I created the base brick texture map by beginning with a photograph of a brick wall, which I shot with a digital SLR with a long lens fairly zoomed in, in order to reduce lens distortion:
I then painted it in Photoshop to make it easily tileable, while minimizing the obvious repeating bricks by painting out the apparent clusters (e.g. a pattern of high-contrast bricks that was unique to a single part of the image.) I was primarily copying and pasting clusters of bricks and using layer masks to blend things into one another. This was more tedious than I'd anticipated, because I had to be sure to retain each individual brick's outline and make sure that no feathering between different layers was apparent.

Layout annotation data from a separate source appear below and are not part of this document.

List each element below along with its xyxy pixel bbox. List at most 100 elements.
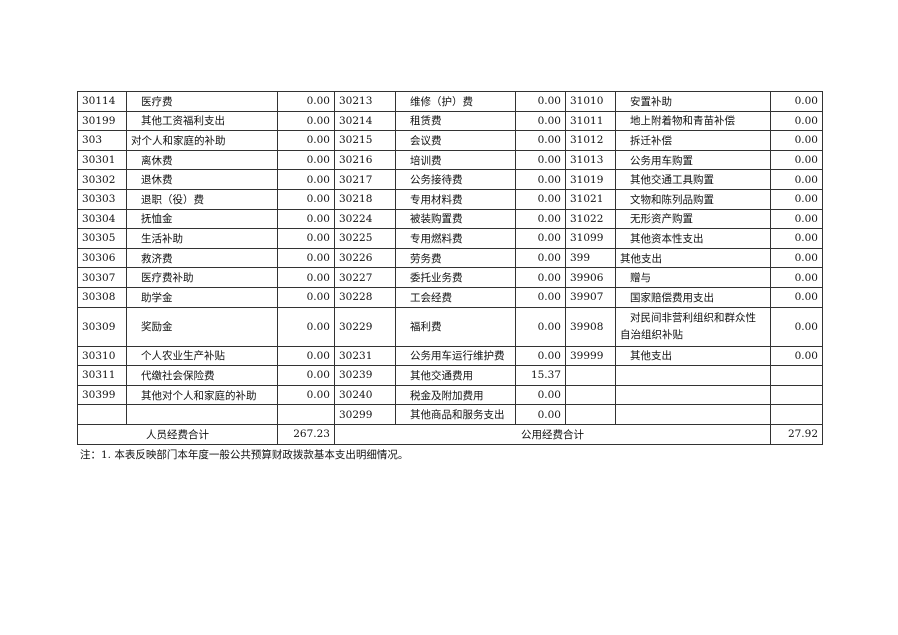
cell-amount: 0.00 bbox=[515, 384, 566, 406]
cell-code: 31012 bbox=[565, 130, 616, 151]
cell-amount: 0.00 bbox=[277, 91, 335, 112]
table-row: 30199 其他工资福利支出 0.00 30214 租赁费 0.00 31011 地上附着物和… bbox=[77, 110, 823, 132]
cell-name: 公务用车购置 bbox=[615, 149, 771, 171]
cell-amount: 0.00 bbox=[515, 228, 566, 249]
cell-amount: 0.00 bbox=[515, 110, 566, 132]
cell-name: 文物和陈列品购置 bbox=[615, 188, 771, 210]
table-row: 30306 救济费 0.00 30226 劳务费 0.00 399 其他支出 0.00 bbox=[77, 247, 823, 269]
cell-amount: 0.00 bbox=[770, 267, 823, 288]
cell-code: 30227 bbox=[334, 267, 396, 288]
cell-code: 30305 bbox=[77, 228, 127, 249]
cell-name: 医疗费 bbox=[126, 91, 278, 112]
cell-name bbox=[615, 384, 771, 406]
cell-name: 地上附着物和青苗补偿 bbox=[615, 110, 771, 132]
cell-amount: 0.00 bbox=[515, 345, 566, 367]
cell-code: 30213 bbox=[334, 91, 396, 112]
cell-code: 30310 bbox=[77, 345, 127, 367]
cell-name: 救济费 bbox=[126, 247, 278, 269]
table-row: 30299 其他商品和服务支出 0.00 bbox=[77, 404, 823, 425]
table-row: 30309 奖励金 0.00 30229 福利费 0.00 39908 对民间非营利组织和群众… bbox=[77, 306, 823, 347]
cell-code: 30225 bbox=[334, 228, 396, 249]
cell-code: 30215 bbox=[334, 130, 396, 151]
cell-name: 助学金 bbox=[126, 286, 278, 308]
cell-code: 30216 bbox=[334, 149, 396, 171]
cell-code: 30224 bbox=[334, 208, 396, 230]
cell-name: 对个人和家庭的补助 bbox=[126, 130, 278, 151]
cell-code: 30307 bbox=[77, 267, 127, 288]
cell-amount: 0.00 bbox=[277, 130, 335, 151]
cell-name: 租赁费 bbox=[395, 110, 516, 132]
cell-name: 其他交通工具购置 bbox=[615, 169, 771, 190]
cell-name: 个人农业生产补贴 bbox=[126, 345, 278, 367]
cell-amount bbox=[770, 404, 823, 425]
cell-amount: 0.00 bbox=[515, 404, 566, 425]
cell-code: 30214 bbox=[334, 110, 396, 132]
cell-amount: 0.00 bbox=[770, 345, 823, 367]
cell-name: 代缴社会保险费 bbox=[126, 365, 278, 386]
cell-amount: 0.00 bbox=[277, 267, 335, 288]
cell-name: 医疗费补助 bbox=[126, 267, 278, 288]
cell-name: 其他交通费用 bbox=[395, 365, 516, 386]
cell-amount: 0.00 bbox=[277, 169, 335, 190]
cell-code: 31022 bbox=[565, 208, 616, 230]
table-row: 30307 医疗费补助 0.00 30227 委托业务费 0.00 39906 赠与 0.00 bbox=[77, 267, 823, 288]
cell-amount: 0.00 bbox=[770, 208, 823, 230]
cell-code: 30306 bbox=[77, 247, 127, 269]
table-row: 30310 个人农业生产补贴 0.00 30231 公务用车运行维护费 0.00 39999… bbox=[77, 345, 823, 367]
cell-code: 303 bbox=[77, 130, 127, 151]
cell-name: 国家赔偿费用支出 bbox=[615, 286, 771, 308]
cell-name: 抚恤金 bbox=[126, 208, 278, 230]
cell-amount: 0.00 bbox=[770, 188, 823, 210]
cell-amount: 15.37 bbox=[515, 365, 566, 386]
cell-name: 维修（护）费 bbox=[395, 91, 516, 112]
cell-name: 其他商品和服务支出 bbox=[395, 404, 516, 425]
cell-amount: 0.00 bbox=[277, 188, 335, 210]
cell-amount: 0.00 bbox=[770, 228, 823, 249]
personnel-total-label: 人员经费合计 bbox=[77, 423, 278, 445]
cell-code: 30218 bbox=[334, 188, 396, 210]
cell-code: 30301 bbox=[77, 149, 127, 171]
cell-code: 39906 bbox=[565, 267, 616, 288]
cell-amount: 0.00 bbox=[770, 130, 823, 151]
cell-amount bbox=[770, 384, 823, 406]
cell-amount: 0.00 bbox=[277, 149, 335, 171]
cell-code bbox=[565, 404, 616, 425]
cell-code bbox=[77, 404, 127, 425]
cell-code: 30299 bbox=[334, 404, 396, 425]
cell-amount: 0.00 bbox=[277, 208, 335, 230]
table-row: 30308 助学金 0.00 30228 工会经费 0.00 39907 国家赔偿费用支出 0.… bbox=[77, 286, 823, 308]
cell-code: 30309 bbox=[77, 306, 127, 347]
cell-amount: 0.00 bbox=[277, 345, 335, 367]
cell-amount: 0.00 bbox=[277, 365, 335, 386]
cell-code bbox=[565, 384, 616, 406]
cell-amount: 0.00 bbox=[515, 188, 566, 210]
table-row: 30303 退职（役）费 0.00 30218 专用材料费 0.00 31021 文物和陈列品… bbox=[77, 188, 823, 210]
cell-amount: 0.00 bbox=[770, 247, 823, 269]
cell-code: 30228 bbox=[334, 286, 396, 308]
cell-amount: 0.00 bbox=[770, 286, 823, 308]
cell-amount: 0.00 bbox=[515, 149, 566, 171]
cell-name: 被装购置费 bbox=[395, 208, 516, 230]
personnel-total-value: 267.23 bbox=[277, 423, 335, 445]
cell-code: 30199 bbox=[77, 110, 127, 132]
table-row: 30114 医疗费 0.00 30213 维修（护）费 0.00 31010 安置补助 0.00 bbox=[77, 91, 823, 112]
cell-code: 31013 bbox=[565, 149, 616, 171]
cell-code: 30231 bbox=[334, 345, 396, 367]
cell-amount: 0.00 bbox=[515, 286, 566, 308]
cell-name: 专用材料费 bbox=[395, 188, 516, 210]
table-row: 30311 代缴社会保险费 0.00 30239 其他交通费用 15.37 bbox=[77, 365, 823, 386]
cell-code: 399 bbox=[565, 247, 616, 269]
cell-amount: 0.00 bbox=[277, 228, 335, 249]
cell-amount: 0.00 bbox=[515, 130, 566, 151]
cell-code: 30302 bbox=[77, 169, 127, 190]
table-row: 30305 生活补助 0.00 30225 专用燃料费 0.00 31099 其他资本性支出 0… bbox=[77, 228, 823, 249]
public-total-value: 27.92 bbox=[770, 423, 823, 445]
cell-amount: 0.00 bbox=[515, 247, 566, 269]
cell-name: 生活补助 bbox=[126, 228, 278, 249]
table-row: 30301 离休费 0.00 30216 培训费 0.00 31013 公务用车购置 0.00 bbox=[77, 149, 823, 171]
cell-amount: 0.00 bbox=[277, 110, 335, 132]
cell-amount: 0.00 bbox=[515, 169, 566, 190]
cell-name: 对民间非营利组织和群众性自治组织补贴 bbox=[615, 306, 771, 347]
cell-name: 赠与 bbox=[615, 267, 771, 288]
cell-code: 30240 bbox=[334, 384, 396, 406]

Finally, I adjusted the saturation with an Adjustment Layer so that I could retain the original painted image as well as the editability of the color correction.I used a combination of Color Range selections, as well as Black & White and Levels Adjustment Layers in order to create the bump maps and specular maps. From top to bottom, here are the color, bump and specular maps:
The bump map is more consistent in contrast than the specular map, because the I wanted the brick to look like it was fairly consistent in depth once I rendered. The specular map has a wider range of contrast and is more sporadic across individual bricks so that I could help break up the glints of light in the render. The grout is darkest so that the specular highlights are nonexistent on those parts of the map.The most time-consuming and difficult part of the texture map creation was the tiling; the bump and spec maps took literally minutes. Luckily, I won't have to creating too many other texture maps that show obvious repeats when tiled.